I need to find a way in Python3 to create a dictionary where the keys are the head names (name1, name2, name3) and the values are the sum of all the values underneath eg. name1 : (value1 + value4 + value7).

So far I've come up with:

def sumColumns(columnfile):  
    import csv  
    with open(columnfile) as csvfile:  
        rdr = csv.reader(csvfile)  
        output = {}  
        head = next(rdr)  
        total = 0  
        for column in head:  
            for row in rdr:  
                total += int(row[head.index(column)])  
            output[column] = total  
            total = 0  
        return output

I end up returning a dictionary with correct headers but something is going wrong with the sum that I can't pinpoint. One column gets summed and the rest are 0.

1
I think your problem is that rdr is an iterator. That means you can't re-iterate through it for each of the three times for row in rdr: is called - only the first. I'll post a solution in a sec.Alec
Also just a suggestion that you could initialize the "total" variable to 0 at the start of the outer for-loop and eliminate the repetition of that line of code.Jeffrey Swan

1 Answers

1
votes

Definitely not my prettiest piece of code. But here it is. Basically, just store all the information in a list of lists, then iterate over it from there.

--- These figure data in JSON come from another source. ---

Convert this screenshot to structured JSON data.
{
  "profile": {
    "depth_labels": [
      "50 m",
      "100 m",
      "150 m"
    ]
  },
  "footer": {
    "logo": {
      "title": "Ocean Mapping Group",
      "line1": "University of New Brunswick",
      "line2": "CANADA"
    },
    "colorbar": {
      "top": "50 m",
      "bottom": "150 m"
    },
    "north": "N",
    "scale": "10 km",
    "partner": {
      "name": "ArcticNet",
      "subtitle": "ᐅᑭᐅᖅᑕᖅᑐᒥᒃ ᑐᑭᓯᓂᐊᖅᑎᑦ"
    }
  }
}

def sumColumns1(columnfile):
    import csv
    with open(columnfile) as csvfile:
        r = csv.reader(csvfile)
        names = next(r)
        Int = lambda x: 0 if x=='' else int(x)
        sums  = reduce(lambda x,y: [ Int(a)+Int(b) for a,b in zip(x,y) ], r)
        return dict(zip(names,sums))

In an expanded form (or one that doesn't have reduce - before someone complains):

def sumColumns1(columnfile):
    import csv
    with open(columnfile) as csvfile:
        r = csv.reader(csvfile)
        names = next(r)
        sums = [ 0 for _ in names ]
        for line in r:
            for i in range(len(sums)):
                sums[i] += int(0 if line[i]=='' else line[i])
        return dict(zip(names,sums))

Gives me the correct output. Hopefully someone comes up with something more pythonic.